At the cash register, I saw the cashier's eyes widen and saw her swallow the urge to comment as she scanned bottles of soda (caffeine-free, and yeah, I get the irony of buying $50 worth of high-fructose corn syrup and artificial colors but drawing the line at caffeine) and bags of candy and chips. I repressed a wicked desire to talk about the nation's childhood obesity epidemic and how Michelle Obama is kind of a hero of mine.
Finally, unable to hold it back, the cashier said, "Boy, that's a lot of candy."
"Sleepover," I said succinctly.
"I don't think there will be much sleeping," she said dubiously.
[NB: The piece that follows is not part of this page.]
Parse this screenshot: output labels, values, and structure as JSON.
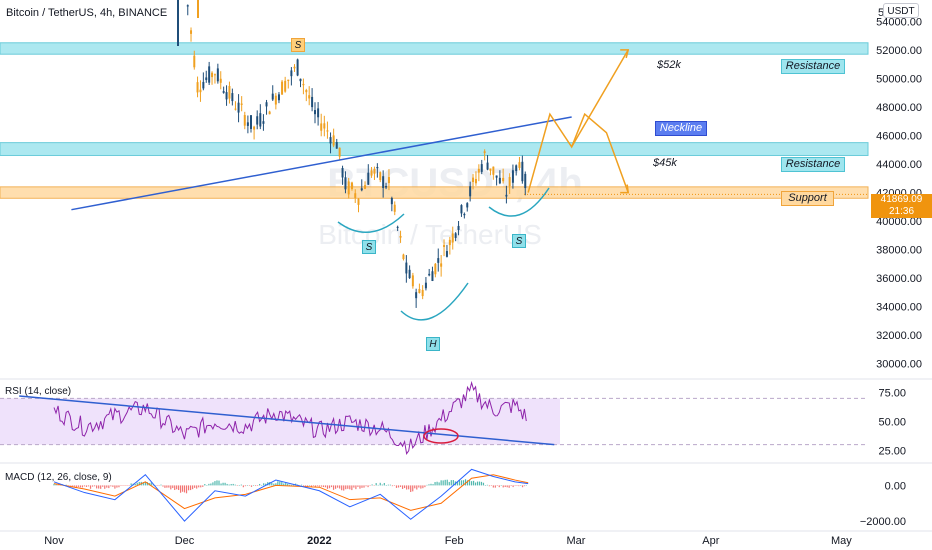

Hmm. She might have a point. However, the party posse will be "sleeping" in the downstairs family room, while I can retreat to the sanctuary of my shiny, new master bedroom. So, frankly, I don't much care if they sleep. I'm pretty cool as long as they stay off the internet and don't vomit on my furniture.
Bear wanted a giant chocolate chip cookie for her birthday cake, and she wanted to decorate it herself. Having done the elaborate nine colors of frosting, hand-decorated teddy bear/princess/flower cakes, I was all knock yourself out, kiddo. I baked the cookie and sat down with a cup of coffee while she used Junior Mints, Smarties, and candy melts to polka-dot the cookie. It's adorable.
The party plates and napkins are opened and ready, the crepe paper is strewn, the gifts are wrapped, and my van is clean and filled with gas. If you need me, I'll be sneaking in a nap. I have a feeling I'm going to need one before facing tomorrow.